The effect of expression of anger and happiness in computer agents on negotiations with humans.
de Melo, C., Carnevale, P., & Gratch, J., Proceedings of Autonomous Agents and Multiagent Systems (AAMAS 11), 2011
There is now considerable evidence in social psychology, economics, and related disciplines that emotion plays an important role in negotiation. For example, humans make greater concessions in negotiation to an opposing human who expresses anger, and they make fewer concessions to an opponent who expresses happiness, compared to a no-emotion-expression control. However, in AI, despite the wide interest in negotiation as a means to resolve differences between agents and humans, emotion has been largely ignored. This paper explores whether expression of anger or happiness by computer agents, in a multi-issue negotiation task, can produce effects that resemble effects seen in human-human negotiation. The paper presents an experiment where participants play with agents that express emotions (anger vs. happiness vs. control) through different modalities (text vs. facial displays). An important distinction in our experiment is that participants are aware that they negotiate with computer agents. The data indicate that the emotion effects observed in past work with humans also occur in agent-human negotiation, and occur independently of modality of expression. The implications of these results are discussed for the fields of automated negotiation, intelligent virtual agents and artificial intelligence.

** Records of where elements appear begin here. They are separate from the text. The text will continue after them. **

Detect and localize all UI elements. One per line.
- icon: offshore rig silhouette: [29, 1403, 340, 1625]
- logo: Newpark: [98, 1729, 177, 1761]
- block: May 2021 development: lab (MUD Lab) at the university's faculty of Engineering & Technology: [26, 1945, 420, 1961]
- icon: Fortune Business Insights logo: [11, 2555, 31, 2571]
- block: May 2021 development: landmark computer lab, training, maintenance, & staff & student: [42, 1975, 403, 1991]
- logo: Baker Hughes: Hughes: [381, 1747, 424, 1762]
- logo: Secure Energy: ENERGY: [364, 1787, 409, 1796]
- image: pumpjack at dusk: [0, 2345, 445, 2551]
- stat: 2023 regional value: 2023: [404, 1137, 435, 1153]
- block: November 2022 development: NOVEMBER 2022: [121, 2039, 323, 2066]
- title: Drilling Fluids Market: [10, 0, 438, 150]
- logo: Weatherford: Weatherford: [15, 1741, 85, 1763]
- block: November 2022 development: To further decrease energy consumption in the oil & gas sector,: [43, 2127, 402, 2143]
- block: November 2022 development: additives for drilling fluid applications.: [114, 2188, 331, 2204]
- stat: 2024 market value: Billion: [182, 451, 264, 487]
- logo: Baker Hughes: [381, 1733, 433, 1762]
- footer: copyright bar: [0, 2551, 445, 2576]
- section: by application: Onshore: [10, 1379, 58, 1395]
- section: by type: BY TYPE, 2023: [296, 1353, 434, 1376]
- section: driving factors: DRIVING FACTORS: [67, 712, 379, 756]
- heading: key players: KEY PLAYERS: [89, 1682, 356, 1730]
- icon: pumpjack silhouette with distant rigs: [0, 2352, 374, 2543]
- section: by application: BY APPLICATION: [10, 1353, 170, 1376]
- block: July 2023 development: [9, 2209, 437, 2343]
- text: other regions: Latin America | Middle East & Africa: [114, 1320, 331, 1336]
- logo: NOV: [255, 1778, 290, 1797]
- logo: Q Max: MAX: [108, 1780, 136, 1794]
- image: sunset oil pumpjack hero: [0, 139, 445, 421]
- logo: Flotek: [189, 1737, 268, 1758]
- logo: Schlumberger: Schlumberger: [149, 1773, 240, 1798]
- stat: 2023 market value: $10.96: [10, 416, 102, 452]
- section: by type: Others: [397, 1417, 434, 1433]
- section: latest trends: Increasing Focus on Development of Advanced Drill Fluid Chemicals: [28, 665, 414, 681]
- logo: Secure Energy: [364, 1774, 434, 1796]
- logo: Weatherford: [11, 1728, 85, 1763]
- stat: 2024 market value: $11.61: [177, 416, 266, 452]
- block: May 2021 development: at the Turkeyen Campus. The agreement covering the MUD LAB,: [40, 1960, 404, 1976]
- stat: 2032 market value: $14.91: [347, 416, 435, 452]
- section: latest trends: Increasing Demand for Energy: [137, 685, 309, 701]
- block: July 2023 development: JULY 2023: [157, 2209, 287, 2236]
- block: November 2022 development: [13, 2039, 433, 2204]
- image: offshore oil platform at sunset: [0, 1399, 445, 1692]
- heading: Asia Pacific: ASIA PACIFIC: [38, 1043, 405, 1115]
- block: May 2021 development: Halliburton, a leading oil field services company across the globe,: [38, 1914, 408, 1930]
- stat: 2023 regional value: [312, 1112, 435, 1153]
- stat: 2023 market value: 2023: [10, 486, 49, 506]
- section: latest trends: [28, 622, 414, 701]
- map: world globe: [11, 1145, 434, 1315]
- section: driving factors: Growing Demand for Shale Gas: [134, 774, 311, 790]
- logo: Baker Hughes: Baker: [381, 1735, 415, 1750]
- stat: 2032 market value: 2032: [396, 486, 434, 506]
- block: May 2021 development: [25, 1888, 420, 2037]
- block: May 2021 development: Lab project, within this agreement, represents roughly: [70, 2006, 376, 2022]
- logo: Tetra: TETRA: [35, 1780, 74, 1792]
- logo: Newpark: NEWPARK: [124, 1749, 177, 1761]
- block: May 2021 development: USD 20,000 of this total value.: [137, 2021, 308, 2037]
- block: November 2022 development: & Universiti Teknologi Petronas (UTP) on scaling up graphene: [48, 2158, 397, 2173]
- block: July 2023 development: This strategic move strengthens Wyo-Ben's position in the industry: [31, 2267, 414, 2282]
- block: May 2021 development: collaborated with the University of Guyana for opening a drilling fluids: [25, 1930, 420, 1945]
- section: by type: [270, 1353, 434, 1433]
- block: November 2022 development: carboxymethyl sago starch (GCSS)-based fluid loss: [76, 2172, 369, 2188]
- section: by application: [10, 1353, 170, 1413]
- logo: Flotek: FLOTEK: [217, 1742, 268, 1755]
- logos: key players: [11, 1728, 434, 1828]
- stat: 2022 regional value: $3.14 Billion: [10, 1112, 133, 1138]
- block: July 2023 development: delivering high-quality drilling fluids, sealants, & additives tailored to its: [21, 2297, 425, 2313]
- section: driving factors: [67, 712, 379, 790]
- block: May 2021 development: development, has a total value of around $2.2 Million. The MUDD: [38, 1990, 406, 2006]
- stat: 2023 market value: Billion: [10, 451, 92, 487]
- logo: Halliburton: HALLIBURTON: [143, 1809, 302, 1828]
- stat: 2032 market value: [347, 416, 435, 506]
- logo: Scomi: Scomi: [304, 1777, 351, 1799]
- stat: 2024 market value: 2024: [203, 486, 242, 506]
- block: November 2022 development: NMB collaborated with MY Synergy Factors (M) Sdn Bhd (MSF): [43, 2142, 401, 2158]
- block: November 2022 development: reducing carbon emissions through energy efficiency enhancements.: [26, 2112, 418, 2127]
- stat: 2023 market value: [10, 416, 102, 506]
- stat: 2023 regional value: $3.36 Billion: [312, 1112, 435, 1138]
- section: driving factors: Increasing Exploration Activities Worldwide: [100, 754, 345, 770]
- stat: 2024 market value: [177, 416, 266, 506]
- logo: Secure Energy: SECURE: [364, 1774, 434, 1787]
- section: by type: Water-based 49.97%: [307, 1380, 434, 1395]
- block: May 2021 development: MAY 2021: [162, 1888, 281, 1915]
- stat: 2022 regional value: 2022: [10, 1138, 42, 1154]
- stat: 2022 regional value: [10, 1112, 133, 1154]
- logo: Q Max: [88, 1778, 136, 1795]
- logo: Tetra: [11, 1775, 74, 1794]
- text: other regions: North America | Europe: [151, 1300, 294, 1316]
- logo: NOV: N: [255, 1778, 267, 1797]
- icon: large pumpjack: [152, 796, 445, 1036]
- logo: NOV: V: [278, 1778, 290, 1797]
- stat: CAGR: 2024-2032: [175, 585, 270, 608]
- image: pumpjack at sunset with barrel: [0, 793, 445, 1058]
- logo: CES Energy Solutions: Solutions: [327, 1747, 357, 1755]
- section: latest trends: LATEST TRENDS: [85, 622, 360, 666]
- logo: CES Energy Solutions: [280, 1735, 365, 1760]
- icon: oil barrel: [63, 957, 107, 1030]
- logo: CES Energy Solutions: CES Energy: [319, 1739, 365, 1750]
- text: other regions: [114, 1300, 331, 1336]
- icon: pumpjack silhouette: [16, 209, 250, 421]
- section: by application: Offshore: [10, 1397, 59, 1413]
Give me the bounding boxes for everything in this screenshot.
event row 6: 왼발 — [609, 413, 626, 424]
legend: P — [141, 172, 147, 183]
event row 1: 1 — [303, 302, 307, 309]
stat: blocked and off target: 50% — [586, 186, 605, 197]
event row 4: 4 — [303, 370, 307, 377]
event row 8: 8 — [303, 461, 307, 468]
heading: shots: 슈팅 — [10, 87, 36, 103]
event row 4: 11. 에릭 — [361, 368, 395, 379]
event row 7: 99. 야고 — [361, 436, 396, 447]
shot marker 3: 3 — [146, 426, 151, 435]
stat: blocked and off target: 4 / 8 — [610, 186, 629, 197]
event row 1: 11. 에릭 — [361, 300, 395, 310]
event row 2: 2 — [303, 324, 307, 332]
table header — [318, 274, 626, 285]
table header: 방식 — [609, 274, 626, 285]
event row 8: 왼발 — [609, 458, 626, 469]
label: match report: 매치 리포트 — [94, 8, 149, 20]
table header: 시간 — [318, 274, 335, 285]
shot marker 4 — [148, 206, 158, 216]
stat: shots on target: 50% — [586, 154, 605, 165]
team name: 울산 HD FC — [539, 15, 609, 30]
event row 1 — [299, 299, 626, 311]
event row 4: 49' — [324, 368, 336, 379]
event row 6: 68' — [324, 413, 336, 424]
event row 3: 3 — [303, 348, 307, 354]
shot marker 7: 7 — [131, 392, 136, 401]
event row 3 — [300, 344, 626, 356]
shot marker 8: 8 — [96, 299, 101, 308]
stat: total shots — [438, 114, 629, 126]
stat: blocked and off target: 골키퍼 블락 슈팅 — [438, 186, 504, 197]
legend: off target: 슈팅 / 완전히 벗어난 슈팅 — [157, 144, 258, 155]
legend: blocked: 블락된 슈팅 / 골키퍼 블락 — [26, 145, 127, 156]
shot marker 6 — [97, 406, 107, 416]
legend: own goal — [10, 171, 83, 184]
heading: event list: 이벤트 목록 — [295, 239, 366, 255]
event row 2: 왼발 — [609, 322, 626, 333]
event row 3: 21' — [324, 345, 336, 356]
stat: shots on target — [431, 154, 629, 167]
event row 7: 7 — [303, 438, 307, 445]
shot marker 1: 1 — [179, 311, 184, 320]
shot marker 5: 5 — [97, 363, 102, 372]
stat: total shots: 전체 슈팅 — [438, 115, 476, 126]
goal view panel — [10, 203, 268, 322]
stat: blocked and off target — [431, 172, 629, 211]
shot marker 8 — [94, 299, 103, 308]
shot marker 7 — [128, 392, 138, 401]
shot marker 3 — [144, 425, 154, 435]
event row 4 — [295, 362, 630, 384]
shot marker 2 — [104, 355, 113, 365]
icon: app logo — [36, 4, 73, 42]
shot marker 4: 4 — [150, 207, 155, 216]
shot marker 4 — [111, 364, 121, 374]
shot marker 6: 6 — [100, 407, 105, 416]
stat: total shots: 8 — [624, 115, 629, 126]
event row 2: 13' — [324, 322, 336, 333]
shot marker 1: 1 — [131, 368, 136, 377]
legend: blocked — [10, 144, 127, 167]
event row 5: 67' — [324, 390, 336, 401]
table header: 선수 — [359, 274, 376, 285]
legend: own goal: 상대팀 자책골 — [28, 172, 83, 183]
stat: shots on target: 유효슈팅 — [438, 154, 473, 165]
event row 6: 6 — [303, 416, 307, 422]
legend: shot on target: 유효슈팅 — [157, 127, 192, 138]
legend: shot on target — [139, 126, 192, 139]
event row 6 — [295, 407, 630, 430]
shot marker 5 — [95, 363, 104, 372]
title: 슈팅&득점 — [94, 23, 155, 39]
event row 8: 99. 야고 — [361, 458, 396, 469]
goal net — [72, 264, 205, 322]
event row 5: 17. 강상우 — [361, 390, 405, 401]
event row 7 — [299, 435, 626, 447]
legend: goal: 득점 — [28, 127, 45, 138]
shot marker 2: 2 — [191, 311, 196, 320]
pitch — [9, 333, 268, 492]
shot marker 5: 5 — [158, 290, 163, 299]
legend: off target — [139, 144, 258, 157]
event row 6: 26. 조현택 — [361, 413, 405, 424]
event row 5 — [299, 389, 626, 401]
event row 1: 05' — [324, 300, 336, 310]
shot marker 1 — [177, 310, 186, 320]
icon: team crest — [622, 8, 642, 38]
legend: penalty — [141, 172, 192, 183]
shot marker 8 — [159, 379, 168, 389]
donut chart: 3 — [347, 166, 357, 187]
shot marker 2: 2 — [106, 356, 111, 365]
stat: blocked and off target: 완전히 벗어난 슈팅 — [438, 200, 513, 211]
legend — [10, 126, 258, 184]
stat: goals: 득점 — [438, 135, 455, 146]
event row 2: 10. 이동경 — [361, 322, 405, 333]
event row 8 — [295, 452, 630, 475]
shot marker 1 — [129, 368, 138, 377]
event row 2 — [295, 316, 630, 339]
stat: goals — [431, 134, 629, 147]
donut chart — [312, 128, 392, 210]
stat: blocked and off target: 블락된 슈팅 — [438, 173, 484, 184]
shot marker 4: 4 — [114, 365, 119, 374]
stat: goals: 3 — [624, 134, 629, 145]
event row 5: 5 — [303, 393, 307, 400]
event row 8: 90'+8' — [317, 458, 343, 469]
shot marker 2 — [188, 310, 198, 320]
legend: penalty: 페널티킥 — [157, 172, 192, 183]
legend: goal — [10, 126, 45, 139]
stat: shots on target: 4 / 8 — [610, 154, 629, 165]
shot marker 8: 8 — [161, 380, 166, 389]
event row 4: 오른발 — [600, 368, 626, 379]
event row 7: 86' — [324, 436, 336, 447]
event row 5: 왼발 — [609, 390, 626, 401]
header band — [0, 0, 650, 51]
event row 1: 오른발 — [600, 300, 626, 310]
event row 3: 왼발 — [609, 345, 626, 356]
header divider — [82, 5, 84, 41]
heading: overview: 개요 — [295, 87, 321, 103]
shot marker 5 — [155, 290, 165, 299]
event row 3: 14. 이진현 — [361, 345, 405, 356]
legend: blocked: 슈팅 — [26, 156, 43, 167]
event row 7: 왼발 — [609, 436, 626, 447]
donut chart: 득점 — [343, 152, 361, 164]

Expression of emotions using wrinkles, blushing, sweating and tears.
de Melo, C., & Gratch, J., Proceedings of the Intelligent Virtual Agents (IVA 09), 2009
Wrinkles, blushing, sweating and tears are physiological manifestations of emotions in humans. Therefore, the simulation of these phenomena is important for the goal of building believable virtual humans which interact naturally and effectively with humans. This paper describes a real-time model for the simulation of wrinkles, blushing, sweating and tears. A study is also conducted to assess the influence of the model on the perception of surprise, sadness, anger, shame, pride and fear. The study follows a repeated-measures design where subjects compare how well is each emotion expressed by virtual humans with or without these phenomena. The results reveal a significant positive effect on the perception of surprise, sadness, anger, shame and fear. The relevance of these results is discussed for the fields of virtual humans and expression of emotions.